McCloy and his wife, Anna, were “disappointed and frustrated” by Wooten’s remarks, according to their media spokeswoman, Aly Goodwin Gregg.

In a prepared statement, UMW President Cecil Roberts called the comments “an outrage” that “insults the memories of those brave men” who died in the Sago disaster.

“Twelve people are dead,” Roberts said. “The public testimony of both state and federal inspectors at the investigation was very clear: The Sago Mine had a pattern of significant safety problems, and those problems existed at the time of the explosion. For the state of West Virginia’s highest mine safety official to say otherwise in the face of these facts is inexcusable.”

McCloy was the only survivor from the 2 Left Crew that was deep inside the Upshur County mine when a methane explosion occurred inside a sealed area at about 6:30 a.m. on Jan. 2.

The explosion killed one worker, fireboss Terry Helms, instantly. Eleven others succumbed to carbon-monoxide poisoning by the time rescue teams reached them 40 hours later. A rescue team was able to get McCloy out of the mine, and McCloy’s doctors say his recovery has been miraculous.

The Sago disaster was the worst coal-mining disaster in West Virginia in nearly 40 years.

State investigators believe that lightning ignited the explosion, but say they don’t know how the electrical charge made its way deep into the mine.

Wooten, a longtime mining industry official, took over as director of the West Virginia Office of Miners’ Health, Safety and Training in September.

In an interview Thursday, he said his agency’s inspectors had found no violations they believe contributed to the explosion.

After the disaster, state inspectors found at least 33 electrical violations, including two for inadequate lightning protections, but said none played a role in the blast.

Wooten said he could not rule out that investigators would find such violations in their continuing Sago investigation, but so far, he said, all the evidence he has seen shows that the mine was managed and operated properly.

“As far as I know, it was,” Wooten said Thursday. “That’s all I can tell you. To my knowledge, it was a well-operated coal mine.

“I have nothing to tell me that it was not, not withstanding that there were violations written,” he said. “Those are only allegations, and we have to prove those violations.”

In the UMW’s news release, Roberts noted that the Sago Mine had an injury rate that was more than twice the national average in the two years preceding the explosion, and had been cited by federal inspectors for 260 violations during that time period.

“That’s not the record of a well-operated mine,” Roberts said.

State inspectors also found repeated problems at the Sago Mine, but said the management had improved things during the last quarter of 2005.

Gregg, the McCloys’ spokeswoman, said, “To say that it was a ‘well-operated coal mine’ is inappropriate and irresponsible.

“The findings and the citations issued contradict the idea that it was a well-run mine,” she said.

“[The McCloys] are extremely disappointed and frustrated that the state’s lead mine safety official would feel it’s appropriate at this time to compliment a company under investigation by his agency,” Gregg said. “It’s not fair to the investigation or to the families.”
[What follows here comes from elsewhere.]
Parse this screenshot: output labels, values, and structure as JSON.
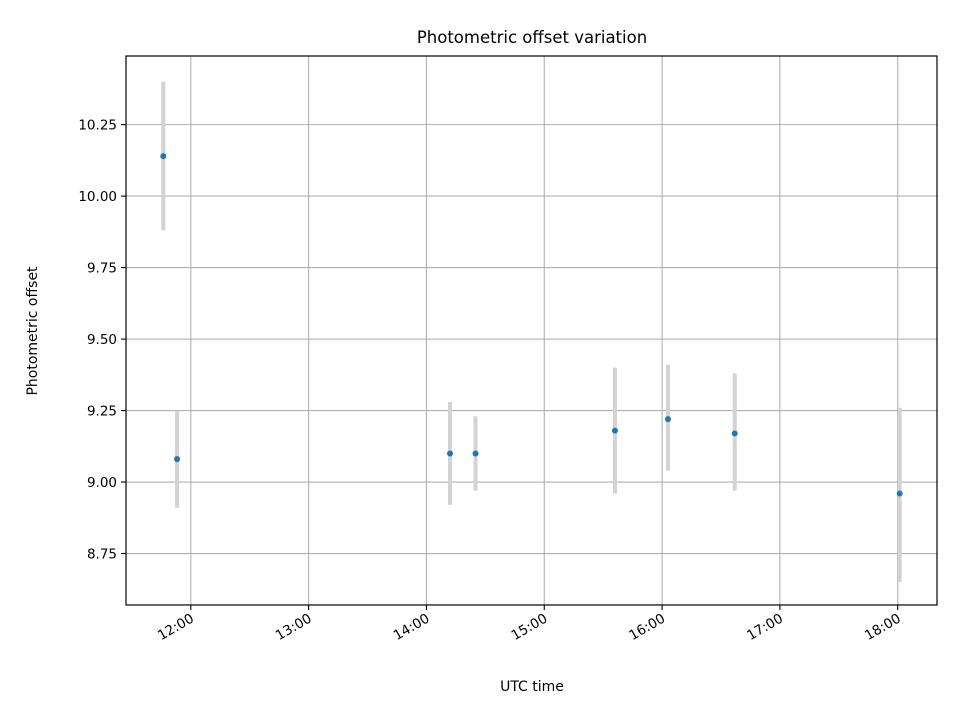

Ben Hatfield, president of the mine’s owner, International Coal Group, has not responded to a Gazette-Mail request, made last month, for an interview.

ICG officials have acknowledged that the Sago Mine has a troubled history, but said they sought to improve the situation after acquiring “full control” of the operation in late 2005.
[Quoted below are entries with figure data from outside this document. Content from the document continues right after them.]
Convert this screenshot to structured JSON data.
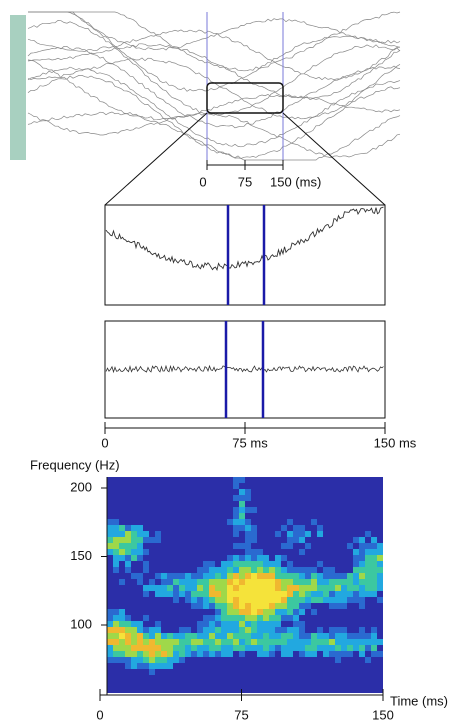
{
  "overview": {
    "scale_ticks": [
      "0",
      "75",
      "150 (ms)"
    ]
  },
  "traces": {
    "ticks": [
      "0",
      "75 ms",
      "150 ms"
    ]
  },
  "spectrogram": {
    "y_label": "Frequency (Hz)",
    "x_label": "Time (ms)",
    "yticks": [
      200,
      150,
      100
    ],
    "xticks": [
      0,
      75,
      150
    ]
  }
}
“We believe that Sago’s miners know that ICG immediately took steps to ensure that safety had its rightful priority and that significant expenditures were made to make their mine a better place to work,” Hatfield said during a public hearing in May.

In its first two complete inspections this year, the Sago Mine did appear to show improvement. Inspectors found four violations during a March visit and 17 during a longer inspection from April to June.

During their two most recent quarterly inspections, though, including one that has not yet been completed, MSHA inspectors cited the Sago Mine for 56 violations. Half of those were deemed by inspectors to create a threat of serious injury or illness.